First of all, I have no doubt that when Henry reaches adulthood he will know as much or possibly more about Ben Franklin than the average 18-year old. And if he doesn't? He’ll come across the name and look him up, if he’s interested. One common criticism of unschooling is that if children aren't made to study something, they'll never learn it. I would respond that if certain information is important to that child's life, he'll learn it, and if it's not important, why learn it at all?

In any case, it's amazing to me that people think that school curriculum somehow contains everything one needs to know. Do they not realize that what kids study in school is determined by groups such as the U.S. Department of Education and the local school district, who furthermore rely on textbook companies? Really, who is to say which bits of knowledge are the most important for kids to learn? By the very definition of the process of choosing, things are left out. Going to school does not ensure that you know everything you need to know to live a productive, happy life.

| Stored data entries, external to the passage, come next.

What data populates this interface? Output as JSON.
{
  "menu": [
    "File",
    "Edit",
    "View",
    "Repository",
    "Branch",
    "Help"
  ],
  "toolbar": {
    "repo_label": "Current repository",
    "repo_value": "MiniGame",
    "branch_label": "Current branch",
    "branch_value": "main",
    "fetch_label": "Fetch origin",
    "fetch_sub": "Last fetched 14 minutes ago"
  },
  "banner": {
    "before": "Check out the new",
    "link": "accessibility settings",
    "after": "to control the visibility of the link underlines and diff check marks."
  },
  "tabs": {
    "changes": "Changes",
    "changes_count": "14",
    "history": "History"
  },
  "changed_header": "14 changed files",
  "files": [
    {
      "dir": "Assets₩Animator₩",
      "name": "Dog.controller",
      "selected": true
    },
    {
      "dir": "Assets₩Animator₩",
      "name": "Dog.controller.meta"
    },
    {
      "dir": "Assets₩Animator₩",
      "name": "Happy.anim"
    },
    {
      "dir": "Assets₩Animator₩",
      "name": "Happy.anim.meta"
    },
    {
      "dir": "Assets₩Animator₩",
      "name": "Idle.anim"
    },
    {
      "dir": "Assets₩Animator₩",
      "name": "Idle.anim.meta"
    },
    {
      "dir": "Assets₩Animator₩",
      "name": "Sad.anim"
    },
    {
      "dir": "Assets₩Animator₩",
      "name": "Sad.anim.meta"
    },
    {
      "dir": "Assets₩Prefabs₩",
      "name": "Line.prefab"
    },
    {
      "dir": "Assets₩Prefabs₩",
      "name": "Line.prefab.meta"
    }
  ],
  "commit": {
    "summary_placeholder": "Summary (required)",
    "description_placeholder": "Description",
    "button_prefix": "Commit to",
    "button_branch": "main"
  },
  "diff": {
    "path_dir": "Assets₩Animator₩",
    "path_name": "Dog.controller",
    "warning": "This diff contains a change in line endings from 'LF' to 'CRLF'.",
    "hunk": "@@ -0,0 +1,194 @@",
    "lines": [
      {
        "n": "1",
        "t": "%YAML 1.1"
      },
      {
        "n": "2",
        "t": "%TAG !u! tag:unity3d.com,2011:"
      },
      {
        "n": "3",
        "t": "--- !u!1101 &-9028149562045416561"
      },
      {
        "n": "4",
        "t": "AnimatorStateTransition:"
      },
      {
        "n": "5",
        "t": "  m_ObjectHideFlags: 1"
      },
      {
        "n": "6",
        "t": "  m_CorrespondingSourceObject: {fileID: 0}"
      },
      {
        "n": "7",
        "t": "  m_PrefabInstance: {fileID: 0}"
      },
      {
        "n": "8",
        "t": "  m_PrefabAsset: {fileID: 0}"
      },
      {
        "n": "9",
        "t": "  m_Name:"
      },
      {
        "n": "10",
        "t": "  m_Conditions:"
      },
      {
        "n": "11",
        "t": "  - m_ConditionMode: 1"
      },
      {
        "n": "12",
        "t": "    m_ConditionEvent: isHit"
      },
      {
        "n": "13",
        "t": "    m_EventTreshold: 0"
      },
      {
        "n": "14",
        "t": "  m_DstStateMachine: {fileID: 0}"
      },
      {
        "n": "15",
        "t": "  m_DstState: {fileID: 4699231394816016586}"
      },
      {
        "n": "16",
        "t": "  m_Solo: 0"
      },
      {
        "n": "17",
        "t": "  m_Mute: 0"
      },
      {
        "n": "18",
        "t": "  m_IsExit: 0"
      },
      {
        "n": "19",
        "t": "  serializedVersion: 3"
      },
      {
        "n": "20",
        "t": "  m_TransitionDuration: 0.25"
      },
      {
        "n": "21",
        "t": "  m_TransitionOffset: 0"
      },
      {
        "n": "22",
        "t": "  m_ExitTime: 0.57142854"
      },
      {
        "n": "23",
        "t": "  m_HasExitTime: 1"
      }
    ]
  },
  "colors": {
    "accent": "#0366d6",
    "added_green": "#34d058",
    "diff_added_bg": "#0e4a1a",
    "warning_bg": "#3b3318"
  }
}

In my opinion, the purpose of education should not be to make people learn a list of facts, but to teach them how to learn. When Henry expresses an interest in a subject, we go to the computer to look up more information, we take books out of the library to read about it in depth, we contact people who might have experience with it (i.e., the blimp pilot), he makes art about it and he incorporates it into his play. Right now my job is to show him what resources are available and help him utilize them, but eventually he'll be able to do so on his own.

Second of all, Henry is in the real world right now. He's probably more squarely in the real world than kids his age who spend all day in school, an artificial environment in which kids are thrown together with twenty or more children all exactly the same age. Now we get together with a loose group of unschoolers consisting of kids much younger and much older than Henry, and we hope to become even more involved with the larger citywide group of homeschoolers in the future.

In addition, Henry has no problem talking to adults out in the "real world" (unlike me when I was a child). He's friends with the butcher at our food co-op, the children's librarians, the elderly neighbor two doors down and the clerks at Starbucks.

The more time that passes the more I'm convinced that this style of learning works. Henry is all the proof I need.